Men is eager to smoke out the rest of these phony aides before they sully his name in some unsavory business. He says that other Duma deputies have privately confided that they have discovered the same problem on their staffs. A businessman recently killed in the Siberian town of Belovo was found to be carrying credentials as an aide to a nonexistent Duma deputy.
Marina Rubinina, the main aide to the actual deputy from that Siberian district, says that shady businessmen like the higher levels of contacts the aide credential brings. "They like to be received by the heads of administration ... to go into government offices and be treated like serious people,'' Ms. Rubinina says.
Her boss, Communist Deputy Yuri Chunkov, notes that the not-infrequent reports that Duma aides have been killed are misleading. These victims carry the credentials of aides, often legitimately, but their business is usually criminal, he says. The killings are not an attack on the government or a politician but just violence between criminal groups.
Most of these killings have involved aides to deputies in Mr. Zhirinovsky's Liberal Democratic Party of Russia (LDPR).
A form of pay for helpers
Anatoly (The Frenchman) Frantsevich, an aide to LDPR deputy Alexander Filatov, was killed by a car bomb earlier this month. It was the second aide Mr. Filatov lost this year. The previous one was reputedly an active member of the Solntsevo gang, a major mafia group in Moscow. Zhirinovsky himself lost an aide already this year, one who was reputedly active in the Smolensky crime gang.

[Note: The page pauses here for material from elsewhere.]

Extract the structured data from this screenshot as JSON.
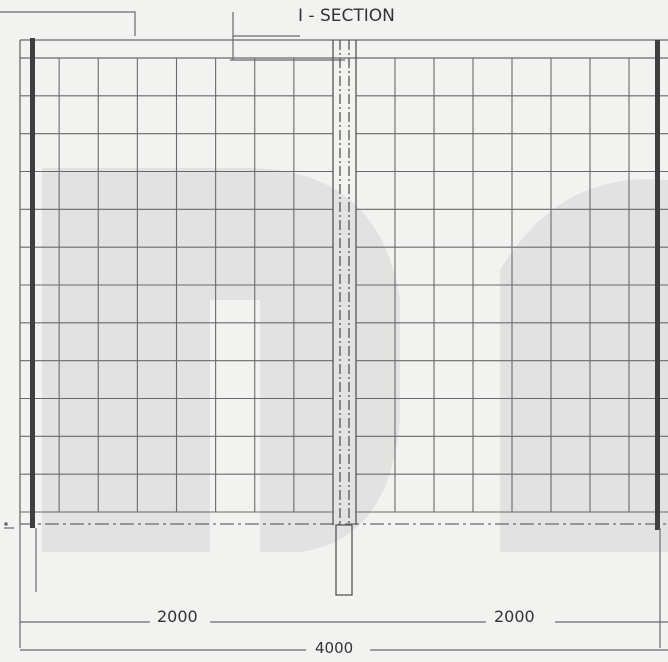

Most aides to the Duma are upstanding citizens. Deputy Men has 70 legitimate aides, most of whom are women who helped his election campaign. The only way he has to repay them, he says, is to give them jobs that offer free transportation and a meaningful role in helping him keep in touch with his district.
Even Mr. Pchyolkin, with his 294 aides, says he has his reasons. He is the youth organizer for the LDPR, so he has a national network of contacts - all armed with Duma credentials, the card that gets them anywhere they need to be.